How Do I Start Writing A Book?

The number one question we receive is, "I have a great idea for a book, how do I start?" The answer is simple, start writing!


How To Start Writing
When you have a concept or idea for a book, the best way to start, is to sit in front of your word processor and begin writing. If you're not sure of the
story line or perhaps the order of a technical book, begin by putting your thoughts in writing. There are two ways to accomplish this. One is by
agonizing over every word attempting to get it perfect. The second is letting your thoughts flow into your writing in no organized or particular order. If
you already have an idea of the story line, follow it. Otherwise, just let your thoughts flow into your manuscript. Don't worry about perfect
punctuation, grammar or sentence structure. Just keep the thoughts flowing into the manuscript. Some writers just start with a rough outline and go
from there. Whatever works best for you is the proper method.

The Rough Draft
Keep in mind, the first manuscript is a rough draft and a concept of your eventual finished product and nothing more.  Soon you'll note that the
content seems to be coming together and making sense. If you have literary or writing experience, that's all the better. Utilize those skills in your
writing. If you don't initially have those skills, don't worry as you'll develop writing skills sooner than you think. It's been said that writing skill is the
least necessary part of any good book. What's most important is the story. Anyone can become accomplished in writing, but not everyone has what it
takes to write a good book.

Dedicate Time
You should set aside time to write on a daily or weekly basis. Try to write one or two chapters a week at a minimum. If the words are not coming
easily, don't worry about it at this point. Just get your ideas down on paper. Some writers have written their entire book in a few weeks and then spent
a year or more revising and polishing it to perfection. The idea is to get your core thoughts into a rough draft. You can correct the grammatical issues
and add the flowery descriptions later.

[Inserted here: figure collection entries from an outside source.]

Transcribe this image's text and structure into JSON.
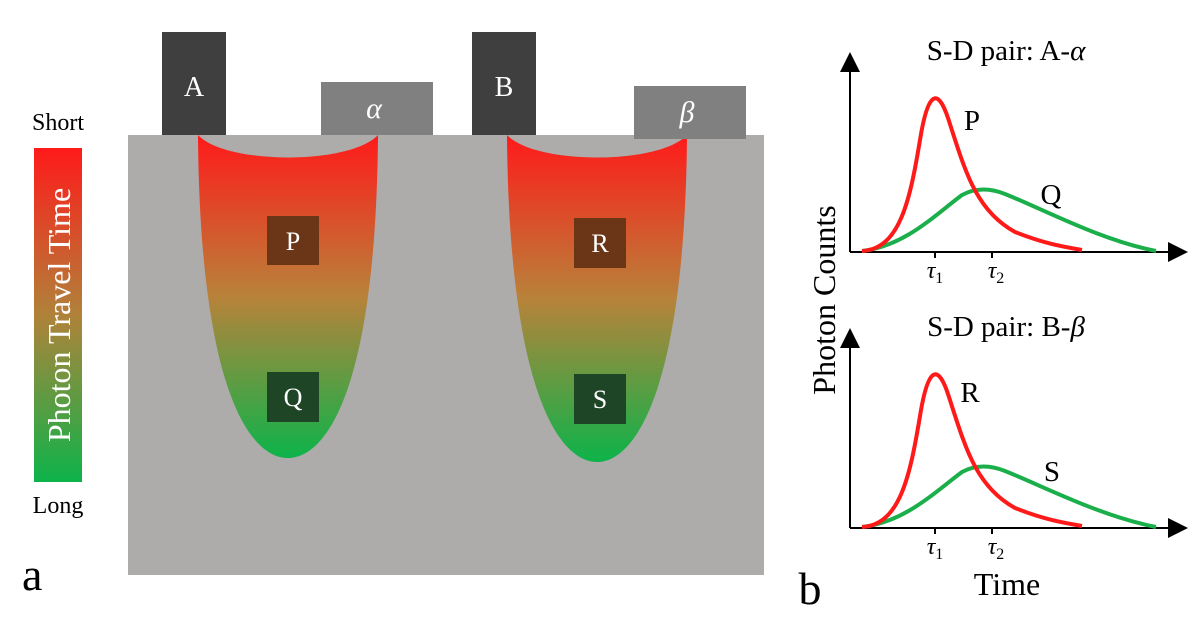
{
  "colorbar": {
    "top_label": "Short",
    "bottom_label": "Long",
    "title": "Photon Travel Time",
    "color_short": "#ff1a1a",
    "color_long": "#0db34a"
  },
  "panel_a": {
    "label": "a",
    "tissue_color": "#aeabab",
    "sources": [
      {
        "label": "A"
      },
      {
        "label": "B"
      }
    ],
    "detectors": [
      {
        "label": "α"
      },
      {
        "label": "β"
      }
    ],
    "regions": [
      {
        "label": "P"
      },
      {
        "label": "Q"
      },
      {
        "label": "R"
      },
      {
        "label": "S"
      }
    ]
  },
  "panel_b": {
    "label": "b",
    "ylabel": "Photon Counts",
    "xlabel": "Time",
    "tau1_main": "τ",
    "tau1_sub": "1",
    "tau2_main": "τ",
    "tau2_sub": "2",
    "top_title_prefix": "S-D pair: A-",
    "top_title_symbol": "α",
    "bottom_title_prefix": "S-D pair: B-",
    "bottom_title_symbol": "β"
  },
  "chart_data": [
    {
      "type": "line",
      "title": "S-D pair: A-α",
      "xlabel": "Time",
      "ylabel": "Photon Counts",
      "xticks": [
        "τ1",
        "τ2"
      ],
      "series": [
        {
          "name": "P",
          "color": "#ff1a1a"
        },
        {
          "name": "Q",
          "color": "#1aaf4b"
        }
      ]
    },
    {
      "type": "line",
      "title": "S-D pair: B-β",
      "xlabel": "Time",
      "ylabel": "Photon Counts",
      "xticks": [
        "τ1",
        "τ2"
      ],
      "series": [
        {
          "name": "R",
          "color": "#ff1a1a"
        },
        {
          "name": "S",
          "color": "#1aaf4b"
        }
      ]
    }
  ]
}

Remember the window dressing comes after you have the window in place.

Keep Your Work Yours
If you intend to publish for profit, you might consider keeping your work confidential. Don't take your rough draft and offer it to others for their input
or suggestions. Initially, keep all of your work private and to yourself. It's OK to discuss the general concept of your story, but try to stay away from
details. Don't allow someone else to evaluate an unfinished work or something that doesn't yet exist. They may think it's worthless, causing you to
discard a story that may have become a best seller. At the point where you are satisfied with your basic story line, then bring in your advisors, if you
need them.

An artist will rarely allow their work in progress to be seen. Generally they cover their painting with a cloth until it’s close to completion. Others might
comment or make suggestions, and suddenly the work may take an entirely different direction from what the artist originally intended. The artist
might subconsciously incorporate the comments and suggestions of others into their work. Keep your work original and yours. If you want an un-
official co-author of your work, allow others to read it and make suggestions before it’s ready, otherwise, keep it private. Your own ideas and
perspective is what may make your manuscript unique and a best seller.

Polish and Perfect
After you've written around six chapters (usually six to ten pages per chapter), go back and read the first three, making rough corrections. When
you've finished nine chapters, go back and read through the first six chapters making rough corrections. Follow this pattern until you have completed
the first draft of your manuscript. After you've finished this first draft, set it aside for a few days and then read it again, making additional corrections.
Some writers follow this process a dozen times, each time refining their work.

Embellishing The Story
When you feel comfortable with your basic storyline, begin adding more descriptive and flowery phrases, adding and deleting content and generally
refining your words into a more concise and cohesive story. Edit your manuscript as many times as you feel it’s necessary to perfect the story,
incorporating corrections to grammar, punctuation and sentence structure. If the rules of grammar in some instances interrupt your story flow or
change the intent of your words, ignore them, keeping your intent and thoughts intact. Many well written books don't sell, and other less perfect ones
become best sellers. Keep in mind, "
less perfect" does not mean a book with a poor story line filled with glaring errors, it merely means something less
than perfect. A quality manuscript rarely needs an excuse or qualifier. Make your work the best it can be.

The Title
If you haven't already decided on a title, now is the time. Your title should, in some way, reflect the content of your story. The title is more than just a
title, it's also a marketing tool. Just remember, in most instances it's the first thing people see or hear about your book. Sometimes successful authors
will have very basic titles because just their name alone may be all that's necessary. Unless you're already famous, your title should be a little more
descriptive, creating enough interest to get a reader to pick up your book and take a look. If they are still interested after browsing the cover and
maybe the first few paragraphs, they're hooked and buy your book.

The Rules
You'll find many rules regarding writing. Rules dealing with format and technique, commonly accepted practices, grammar, punctuation and a host of
other professional recommendations. As a novice writer it is best to make every attempt to follow the rules. The most important rule however, is if it
works, forget the other rules.

These suggestions are based on comments from successful authors. What works best for you, is what you should use.